Wednesday, October 03, 2007

Go In Peace

Book of the Week: Buried by Mark Billingham

I was on the line this morning when the call came, so Ewan took it. When he passed me the note saying Helen had called, I thought it could be one of any three things:
a) Iain was going home.
b) Iain had got a Marie Curie Cancer Care nurse.
c) Iain had died.

It was c). Around 9.30pm last night, in hospital, instead of at home like he had wanted. It was just so sad, and I felt quite down the rest of the morning because he had died under circumstances quite similar to Uncle Leong’s, in that they were both terminal, given six months to live, and passed away so much quicker than expected. He was the first person I interviewed in hospital.

Probably because I was reminded how I didn’t go back the weekend before Uncle Leong died, I returned to visit him, with Gareth – and a couple of classic motorcycle magazines – in tow on Monday. It was quite surreal, how badly he’d deteriorated since I saw him on Tuesday. In hindsight, he was already on his deathbed, and it’s quite weird really how one of the first things I said to Gareth yesterday morning was death-related, when I told him that it was 17 years since Mungus died. Even weirder when you consider the title of the book I just finished reading over breakfast this morning.

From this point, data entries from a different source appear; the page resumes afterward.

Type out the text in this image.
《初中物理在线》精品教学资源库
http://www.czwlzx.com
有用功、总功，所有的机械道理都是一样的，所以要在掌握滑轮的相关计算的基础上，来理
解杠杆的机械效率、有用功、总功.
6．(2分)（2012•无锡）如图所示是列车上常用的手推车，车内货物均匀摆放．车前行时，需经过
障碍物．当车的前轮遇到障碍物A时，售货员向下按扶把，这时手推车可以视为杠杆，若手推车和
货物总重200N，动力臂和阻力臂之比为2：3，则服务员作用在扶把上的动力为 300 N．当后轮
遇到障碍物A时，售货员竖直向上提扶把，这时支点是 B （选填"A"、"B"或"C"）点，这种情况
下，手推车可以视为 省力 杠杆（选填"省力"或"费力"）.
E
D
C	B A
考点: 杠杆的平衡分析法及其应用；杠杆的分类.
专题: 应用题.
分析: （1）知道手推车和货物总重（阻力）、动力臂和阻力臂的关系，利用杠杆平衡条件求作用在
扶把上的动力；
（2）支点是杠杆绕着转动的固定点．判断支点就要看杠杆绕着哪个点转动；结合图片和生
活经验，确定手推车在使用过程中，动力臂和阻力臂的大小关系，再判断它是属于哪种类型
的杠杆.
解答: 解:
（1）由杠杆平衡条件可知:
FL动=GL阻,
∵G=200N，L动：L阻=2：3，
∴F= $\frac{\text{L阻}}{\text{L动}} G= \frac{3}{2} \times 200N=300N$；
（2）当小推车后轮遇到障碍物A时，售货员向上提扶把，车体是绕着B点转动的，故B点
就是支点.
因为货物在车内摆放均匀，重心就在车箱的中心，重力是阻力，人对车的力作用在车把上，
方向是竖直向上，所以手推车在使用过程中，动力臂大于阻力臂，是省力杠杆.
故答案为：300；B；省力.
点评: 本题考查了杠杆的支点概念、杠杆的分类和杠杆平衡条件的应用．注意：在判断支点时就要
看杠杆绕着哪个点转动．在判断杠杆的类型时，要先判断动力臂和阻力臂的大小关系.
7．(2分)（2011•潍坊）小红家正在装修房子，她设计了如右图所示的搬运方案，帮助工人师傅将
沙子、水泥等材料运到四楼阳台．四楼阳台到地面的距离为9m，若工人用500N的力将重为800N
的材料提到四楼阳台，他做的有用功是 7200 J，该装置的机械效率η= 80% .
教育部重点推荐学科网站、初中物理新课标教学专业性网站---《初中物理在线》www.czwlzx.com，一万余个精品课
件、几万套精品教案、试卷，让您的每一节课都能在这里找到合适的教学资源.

I only met him twice, but Iain’s death has weighed on my mind all day. I guess I’m having the usual maudlin thoughts about how frail and fragile life is, how quickly it goes by, and how you lose the ones you love sooner than you expect – especially if you take them for granted. I’m also thinking of Helen, about how, in the space of perhaps three hours, she went from wife to widow. (They decided to get married just before Iain died.) I think that encapsulates how quickly things change, and I hope I learn from that how to cherish the people I truly treasure even more, and appreciate and remember the joy they bring, no matter how fleeting.

Factoids of the Week:
Bowel cancer is the second most common cause of cancer death in the UK, affecting both sexes equally.

It’s the third most common cancer affecting both sexes in the UK.

Every year, over 35,000 people in the UK are diagnosed with bowel cancer – or one every 15 minutes.

Every year nearly 16,000 people in the UK die from it – one every 30 minutes.